Of course, the panel pondered that universal question, What would Jane Jacobs think? Would she celebrate walking through the city on the High Line? Gladwell reminded the audience of Jacobs’ mixed feelings for parks, but all three panelists guessed that she would appreciate the park as a success of adaptive reuse, a symbol of post-industrial transformation and a reminder of the inherent history of the area — even if it is a large, planned urban intervention.
Mollenkopf’s next question — about how people use the High Line and how it has affected the neighborhood — prompted Hammond instantly to rattle off some facts: 2 million visitors per year, 15,000 visitors on a busy Saturday, 50% of people who visit are New Yorkers, 25% are from Europe and Japan. He mentioned that some businesses in the neighborhood said that the recession ended when the High Line opened. But beyond its appeal to tourists, he stressed that he sees the High Line as a neighborhood park with programs planned for the local community. Gladwell added that he includes the High Line in the wave of recent efforts to reclaim the city from the automobile, along with Hudson River Park and the 9th Avenue bike lane. And Perine pointed out the unique perspective of the city one gets while standing on the High Line, unlike any you can get from your apartment window.
The conversation turned towards economics when Perine raised concerns about the building and maintenance cost of the park, emphasizing that the High Line can’t and shouldn’t be a model for other urban parks. Though supported in great part by private money, it has also received significant public funding, while other public spaces in the city don’t have enough backing even to expect regular trash collection. Economic spillover arguments are weak, she argued, maintaining that there are too many factors involved to attribute all positive effects to the High Line alone. Hammond, citing a comprehensive study that identified the statistics he mentioned, argued that parks like the High Line, which are based on public-private partnerships, actually free up city money. He also pointed out that the City’s budget for parks is one half of one percent, far too little to support the City’s parks no matter what. While Hammond and Perine debated, Gladwell proposed that, rather than rezone neighborhoods, we aim to curate them. For him, an engineered capacity of surprise is what a successful city of 21st century needs.

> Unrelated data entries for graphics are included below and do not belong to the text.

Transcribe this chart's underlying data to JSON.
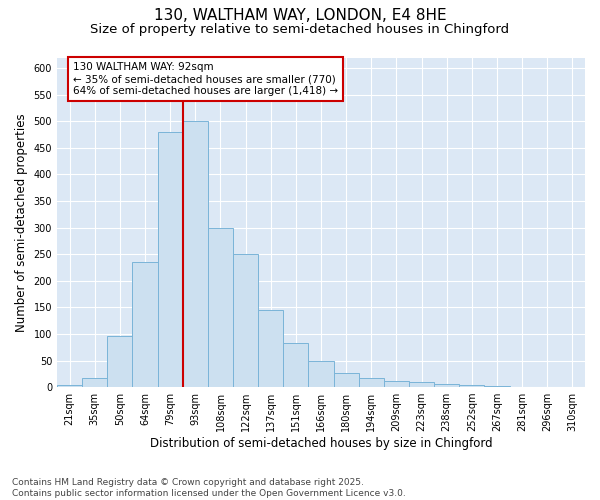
{
  "title_line1": "130, WALTHAM WAY, LONDON, E4 8HE",
  "title_line2": "Size of property relative to semi-detached houses in Chingford",
  "xlabel": "Distribution of semi-detached houses by size in Chingford",
  "ylabel": "Number of semi-detached properties",
  "categories": [
    "21sqm",
    "35sqm",
    "50sqm",
    "64sqm",
    "79sqm",
    "93sqm",
    "108sqm",
    "122sqm",
    "137sqm",
    "151sqm",
    "166sqm",
    "180sqm",
    "194sqm",
    "209sqm",
    "223sqm",
    "238sqm",
    "252sqm",
    "267sqm",
    "281sqm",
    "296sqm",
    "310sqm"
  ],
  "values": [
    3,
    18,
    97,
    235,
    480,
    500,
    300,
    250,
    145,
    82,
    50,
    27,
    17,
    12,
    9,
    6,
    3,
    2,
    1,
    1,
    0
  ],
  "bar_color": "#cce0f0",
  "bar_edge_color": "#7ab4d8",
  "vline_color": "#cc0000",
  "annotation_title": "130 WALTHAM WAY: 92sqm",
  "annotation_line1": "← 35% of semi-detached houses are smaller (770)",
  "annotation_line2": "64% of semi-detached houses are larger (1,418) →",
  "annotation_box_facecolor": "#ffffff",
  "annotation_box_edgecolor": "#cc0000",
  "ylim": [
    0,
    620
  ],
  "yticks": [
    0,
    50,
    100,
    150,
    200,
    250,
    300,
    350,
    400,
    450,
    500,
    550,
    600
  ],
  "background_color": "#dce8f5",
  "grid_color": "#ffffff",
  "footer_line1": "Contains HM Land Registry data © Crown copyright and database right 2025.",
  "footer_line2": "Contains public sector information licensed under the Open Government Licence v3.0.",
  "title_fontsize": 11,
  "subtitle_fontsize": 9.5,
  "axis_label_fontsize": 8.5,
  "tick_fontsize": 7,
  "annotation_fontsize": 7.5,
  "footer_fontsize": 6.5
}
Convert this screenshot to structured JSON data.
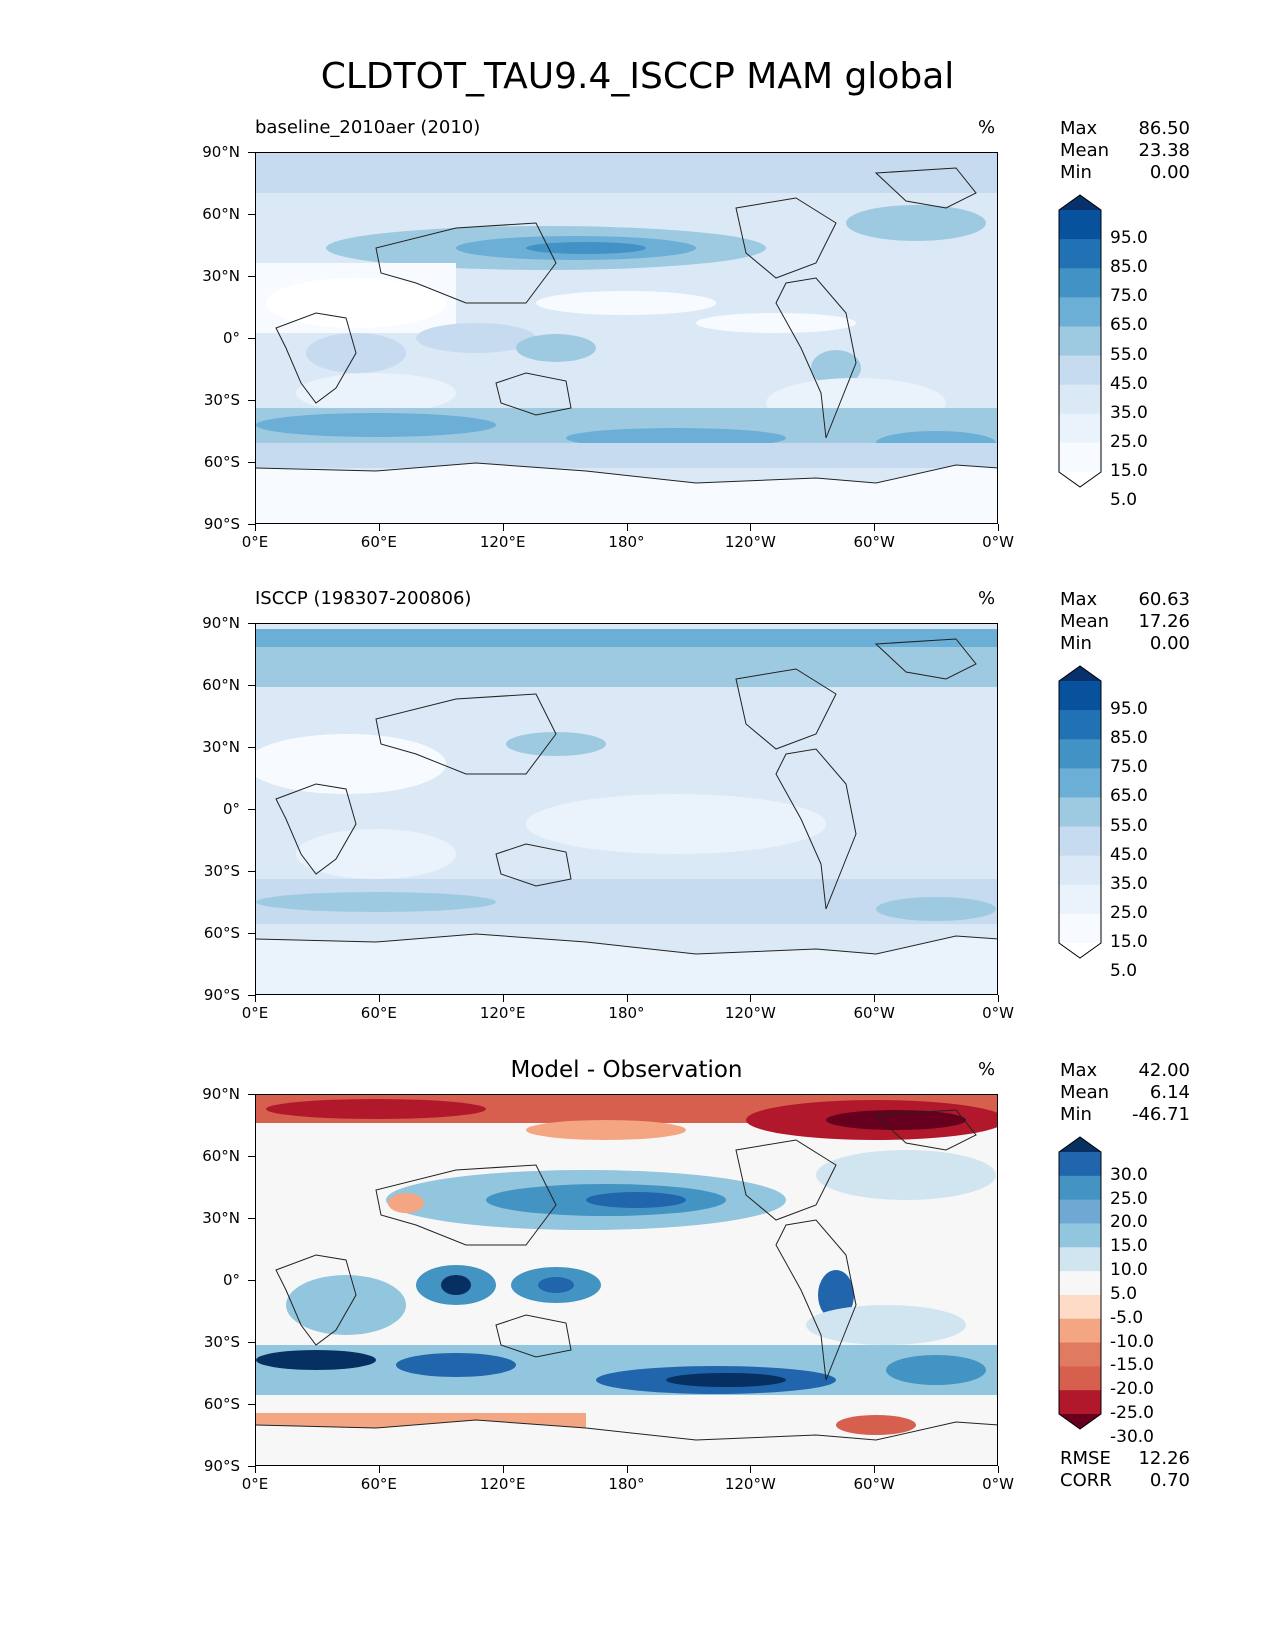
{
  "title": "CLDTOT_TAU9.4_ISCCP MAM global",
  "lat_ticks": [
    "90°N",
    "60°N",
    "30°N",
    "0°",
    "30°S",
    "60°S",
    "90°S"
  ],
  "lon_ticks": [
    "0°E",
    "60°E",
    "120°E",
    "180°",
    "120°W",
    "60°W",
    "0°W"
  ],
  "panels": [
    {
      "subtitle": "baseline_2010aer (2010)",
      "units": "%",
      "stats": [
        {
          "label": "Max",
          "value": "86.50"
        },
        {
          "label": "Mean",
          "value": "23.38"
        },
        {
          "label": "Min",
          "value": "0.00"
        }
      ],
      "colorbar_labels": [
        "95.0",
        "85.0",
        "75.0",
        "65.0",
        "55.0",
        "45.0",
        "35.0",
        "25.0",
        "15.0",
        "5.0"
      ],
      "colorbar_colors": [
        "#08306b",
        "#08519c",
        "#2171b5",
        "#4292c6",
        "#6baed6",
        "#9ecae1",
        "#c6dbef",
        "#dbe9f6",
        "#eaf2fb",
        "#f7fbff",
        "#ffffff"
      ]
    },
    {
      "subtitle": "ISCCP (198307-200806)",
      "units": "%",
      "stats": [
        {
          "label": "Max",
          "value": "60.63"
        },
        {
          "label": "Mean",
          "value": "17.26"
        },
        {
          "label": "Min",
          "value": "0.00"
        }
      ],
      "colorbar_labels": [
        "95.0",
        "85.0",
        "75.0",
        "65.0",
        "55.0",
        "45.0",
        "35.0",
        "25.0",
        "15.0",
        "5.0"
      ],
      "colorbar_colors": [
        "#08306b",
        "#08519c",
        "#2171b5",
        "#4292c6",
        "#6baed6",
        "#9ecae1",
        "#c6dbef",
        "#dbe9f6",
        "#eaf2fb",
        "#f7fbff",
        "#ffffff"
      ]
    },
    {
      "subtitle": "Model - Observation",
      "units": "%",
      "stats": [
        {
          "label": "Max",
          "value": "42.00"
        },
        {
          "label": "Mean",
          "value": "6.14"
        },
        {
          "label": "Min",
          "value": "-46.71"
        }
      ],
      "colorbar_labels": [
        "30.0",
        "25.0",
        "20.0",
        "15.0",
        "10.0",
        "5.0",
        "-5.0",
        "-10.0",
        "-15.0",
        "-20.0",
        "-25.0",
        "-30.0"
      ],
      "colorbar_colors": [
        "#053061",
        "#2166ac",
        "#4393c3",
        "#6fa8d2",
        "#92c5de",
        "#d1e5f0",
        "#f7f7f7",
        "#fddbc7",
        "#f4a582",
        "#e07b62",
        "#d6604d",
        "#b2182b",
        "#67001f"
      ],
      "extra_stats": [
        {
          "label": "RMSE",
          "value": "12.26"
        },
        {
          "label": "CORR",
          "value": "0.70"
        }
      ]
    }
  ]
}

So, is it a model for a city or not? No consensus was reached, so Mollenkopf asked each panelist to name another project that inspires a certain standard of urban design. Perine referred to a number of parks in the US, including Bloomingdale Trail in Chicago, and then singled out the brilliance of German efforts at creating open spaces in postindustrial landscapes such as Emscher Park, a project she admires for its innovation and creativity at low cost. Hammond agreed and gave the example of City Nature Park in Berlin, a 30-acre park that cost about $1.5 million. Both Perine and Hammond admire the way Europeans appreciate and adapt their industrial past while Americans have been slow to reclaim such landscapes. Perine felt that the United States’ regulatory framework has not caught up with the changes happening in its socio-economic framework.